I brought my camera and would like to have shown you pictures of the rows of red lanterns, the various poses of the gray stone foxes that graced the grounds, from coyly elegant to sinuously stocky, the great offering box that stood in front of the shrine filled with notes and coins, the omikuji fortune slips that, if less than lucky, one ties to the branch of a tree before making one's way carefully home ... but, I found I'd left my SD card at home, so couldn't.

After paying our respects to the god of music, we shook a barrel of sticks, chose the numbered omikuji fortune slip that corresponded to the number of the stick that came out, and read them. My friend got 'Lucky'. I got 'Unlucky': warning me against aiming beyond what I was capable of and suggesting I keep my nose to the ground. Slightly sobered (literally!) I dutifully tied it to a tree, then we squeezed our way through the ranks of excited girls waiting for a glimpse of some flavor-of-the-moment boy, and crossed the road to the venerable Toraya ('Tiger') confectionery salon where we had a traditional sweet with thick green matcha tea.

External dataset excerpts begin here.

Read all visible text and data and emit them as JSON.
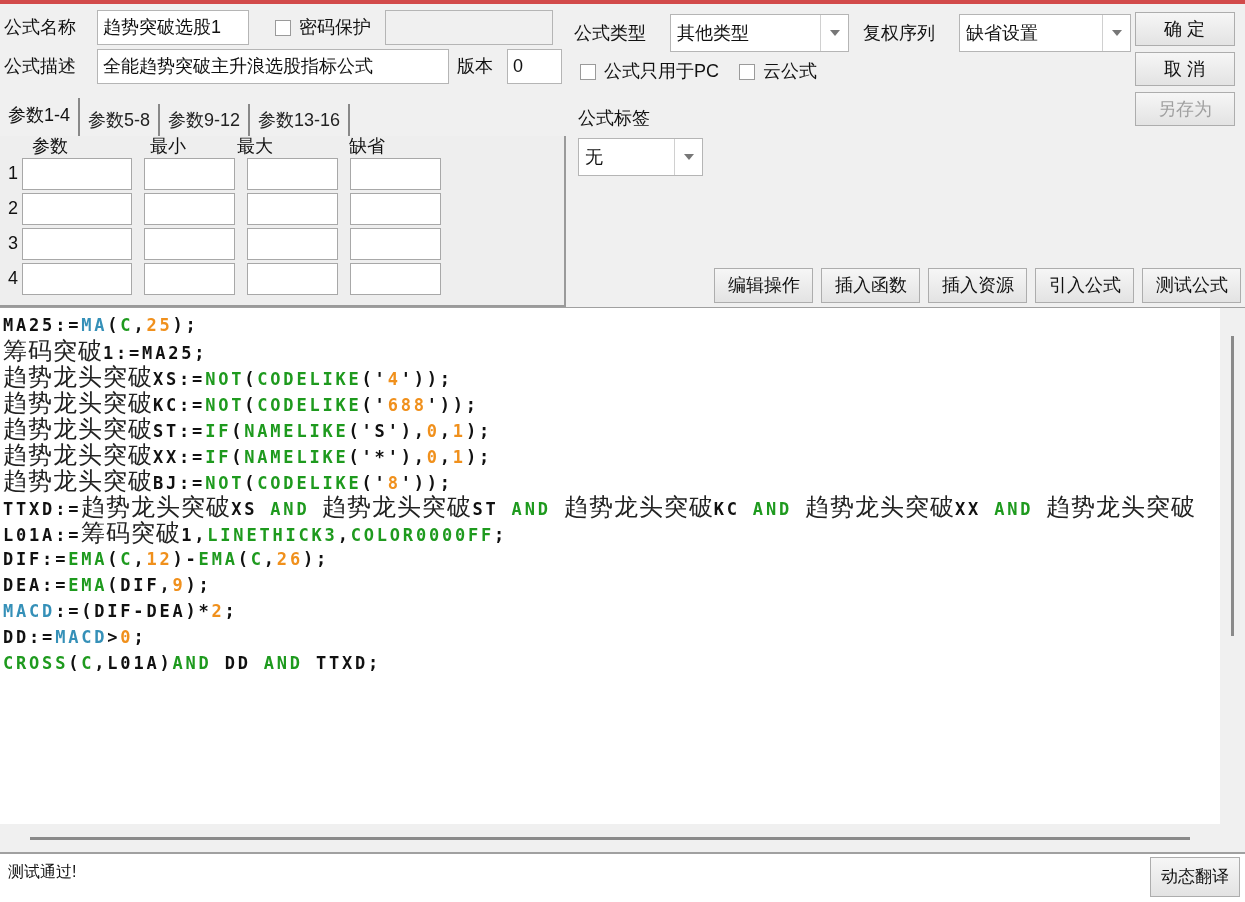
{
  "form": {
    "name": {
      "label": "公式名称",
      "value": "趋势突破选股1"
    },
    "password": {
      "label": "密码保护",
      "checked": false
    },
    "description": {
      "label": "公式描述",
      "value": "全能趋势突破主升浪选股指标公式"
    },
    "version": {
      "label": "版本",
      "value": "0"
    },
    "type": {
      "label": "公式类型",
      "value": "其他类型"
    },
    "adjust": {
      "label": "复权序列",
      "value": "缺省设置"
    },
    "options": [
      {
        "label": "公式只用于PC",
        "checked": false
      },
      {
        "label": "云公式",
        "checked": false
      }
    ],
    "tag": {
      "label": "公式标签",
      "value": "无"
    }
  },
  "dialog_buttons": [
    {
      "label": "确 定",
      "disabled": false
    },
    {
      "label": "取 消",
      "disabled": false
    },
    {
      "label": "另存为",
      "disabled": true
    }
  ],
  "param_tabs": [
    {
      "label": "参数1-4",
      "selected": true
    },
    {
      "label": "参数5-8",
      "selected": false
    },
    {
      "label": "参数9-12",
      "selected": false
    },
    {
      "label": "参数13-16",
      "selected": false
    }
  ],
  "param_columns": [
    "参数",
    "最小",
    "最大",
    "缺省"
  ],
  "param_rows": [
    "1",
    "2",
    "3",
    "4"
  ],
  "tool_buttons": [
    "编辑操作",
    "插入函数",
    "插入资源",
    "引入公式",
    "测试公式"
  ],
  "code_lines": [
    [
      {
        "kind": "plain",
        "text": "MA25:="
      },
      {
        "kind": "builtin",
        "text": "MA"
      },
      {
        "kind": "plain",
        "text": "("
      },
      {
        "kind": "function",
        "text": "C"
      },
      {
        "kind": "plain",
        "text": ","
      },
      {
        "kind": "number",
        "text": "25"
      },
      {
        "kind": "plain",
        "text": ");"
      }
    ],
    [
      {
        "kind": "cjk",
        "text": "筹码突破"
      },
      {
        "kind": "plain",
        "text": "1:=MA25;"
      }
    ],
    [
      {
        "kind": "cjk",
        "text": "趋势龙头突破"
      },
      {
        "kind": "plain",
        "text": "XS:="
      },
      {
        "kind": "function",
        "text": "NOT"
      },
      {
        "kind": "plain",
        "text": "("
      },
      {
        "kind": "function",
        "text": "CODELIKE"
      },
      {
        "kind": "plain",
        "text": "('"
      },
      {
        "kind": "number",
        "text": "4"
      },
      {
        "kind": "plain",
        "text": "'));"
      }
    ],
    [
      {
        "kind": "cjk",
        "text": "趋势龙头突破"
      },
      {
        "kind": "plain",
        "text": "KC:="
      },
      {
        "kind": "function",
        "text": "NOT"
      },
      {
        "kind": "plain",
        "text": "("
      },
      {
        "kind": "function",
        "text": "CODELIKE"
      },
      {
        "kind": "plain",
        "text": "('"
      },
      {
        "kind": "number",
        "text": "688"
      },
      {
        "kind": "plain",
        "text": "'));"
      }
    ],
    [
      {
        "kind": "cjk",
        "text": "趋势龙头突破"
      },
      {
        "kind": "plain",
        "text": "ST:="
      },
      {
        "kind": "function",
        "text": "IF"
      },
      {
        "kind": "plain",
        "text": "("
      },
      {
        "kind": "function",
        "text": "NAMELIKE"
      },
      {
        "kind": "plain",
        "text": "('S'),"
      },
      {
        "kind": "number",
        "text": "0"
      },
      {
        "kind": "plain",
        "text": ","
      },
      {
        "kind": "number",
        "text": "1"
      },
      {
        "kind": "plain",
        "text": ");"
      }
    ],
    [
      {
        "kind": "cjk",
        "text": "趋势龙头突破"
      },
      {
        "kind": "plain",
        "text": "XX:="
      },
      {
        "kind": "function",
        "text": "IF"
      },
      {
        "kind": "plain",
        "text": "("
      },
      {
        "kind": "function",
        "text": "NAMELIKE"
      },
      {
        "kind": "plain",
        "text": "('*'),"
      },
      {
        "kind": "number",
        "text": "0"
      },
      {
        "kind": "plain",
        "text": ","
      },
      {
        "kind": "number",
        "text": "1"
      },
      {
        "kind": "plain",
        "text": ");"
      }
    ],
    [
      {
        "kind": "cjk",
        "text": "趋势龙头突破"
      },
      {
        "kind": "plain",
        "text": "BJ:="
      },
      {
        "kind": "function",
        "text": "NOT"
      },
      {
        "kind": "plain",
        "text": "("
      },
      {
        "kind": "function",
        "text": "CODELIKE"
      },
      {
        "kind": "plain",
        "text": "('"
      },
      {
        "kind": "number",
        "text": "8"
      },
      {
        "kind": "plain",
        "text": "'));"
      }
    ],
    [
      {
        "kind": "plain",
        "text": "TTXD:="
      },
      {
        "kind": "cjk",
        "text": "趋势龙头突破"
      },
      {
        "kind": "plain",
        "text": "XS"
      },
      {
        "kind": "function",
        "text": " AND "
      },
      {
        "kind": "cjk",
        "text": "趋势龙头突破"
      },
      {
        "kind": "plain",
        "text": "ST"
      },
      {
        "kind": "function",
        "text": " AND "
      },
      {
        "kind": "cjk",
        "text": "趋势龙头突破"
      },
      {
        "kind": "plain",
        "text": "KC"
      },
      {
        "kind": "function",
        "text": " AND "
      },
      {
        "kind": "cjk",
        "text": "趋势龙头突破"
      },
      {
        "kind": "plain",
        "text": "XX"
      },
      {
        "kind": "function",
        "text": " AND "
      },
      {
        "kind": "cjk",
        "text": "趋势龙头突破"
      }
    ],
    [
      {
        "kind": "plain",
        "text": "L01A:="
      },
      {
        "kind": "cjk",
        "text": "筹码突破"
      },
      {
        "kind": "plain",
        "text": "1,"
      },
      {
        "kind": "function",
        "text": "LINETHICK3"
      },
      {
        "kind": "plain",
        "text": ","
      },
      {
        "kind": "function",
        "text": "COLOR0000FF"
      },
      {
        "kind": "plain",
        "text": ";"
      }
    ],
    [
      {
        "kind": "plain",
        "text": "DIF:="
      },
      {
        "kind": "function",
        "text": "EMA"
      },
      {
        "kind": "plain",
        "text": "("
      },
      {
        "kind": "function",
        "text": "C"
      },
      {
        "kind": "plain",
        "text": ","
      },
      {
        "kind": "number",
        "text": "12"
      },
      {
        "kind": "plain",
        "text": ")-"
      },
      {
        "kind": "function",
        "text": "EMA"
      },
      {
        "kind": "plain",
        "text": "("
      },
      {
        "kind": "function",
        "text": "C"
      },
      {
        "kind": "plain",
        "text": ","
      },
      {
        "kind": "number",
        "text": "26"
      },
      {
        "kind": "plain",
        "text": ");"
      }
    ],
    [
      {
        "kind": "plain",
        "text": "DEA:="
      },
      {
        "kind": "function",
        "text": "EMA"
      },
      {
        "kind": "plain",
        "text": "(DIF,"
      },
      {
        "kind": "number",
        "text": "9"
      },
      {
        "kind": "plain",
        "text": ");"
      }
    ],
    [
      {
        "kind": "builtin",
        "text": "MACD"
      },
      {
        "kind": "plain",
        "text": ":=(DIF-DEA)*"
      },
      {
        "kind": "number",
        "text": "2"
      },
      {
        "kind": "plain",
        "text": ";"
      }
    ],
    [
      {
        "kind": "plain",
        "text": "DD:="
      },
      {
        "kind": "builtin",
        "text": "MACD"
      },
      {
        "kind": "plain",
        "text": ">"
      },
      {
        "kind": "number",
        "text": "0"
      },
      {
        "kind": "plain",
        "text": ";"
      }
    ],
    [
      {
        "kind": "function",
        "text": "CROSS"
      },
      {
        "kind": "plain",
        "text": "("
      },
      {
        "kind": "function",
        "text": "C"
      },
      {
        "kind": "plain",
        "text": ",L01A)"
      },
      {
        "kind": "function",
        "text": "AND"
      },
      {
        "kind": "plain",
        "text": " DD "
      },
      {
        "kind": "function",
        "text": "AND"
      },
      {
        "kind": "plain",
        "text": " TTXD;"
      }
    ]
  ],
  "status": "测试通过!",
  "translate_button": "动态翻译"
}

Year of the dog. Toraya order chit showing this year's animal: the dog.

If only I could show you a shot of the sharp oblong block of delicately shaded translucent red and orange bean paste I ordered and the tea we were served afterwards with the cup in which was reflected the squares of gold leaf in the wooden saucer. There were not a few stars there, the nearest one to us being the stylishly pudding-bowled Kuroyanagi Tetsuko at the table just behind me.

We got the train back home at about 3.45am, amidst a carriageful of very quiet early morning commuters, more than a few of them seriously nodding off in anticipation of a long New Year's day in bed.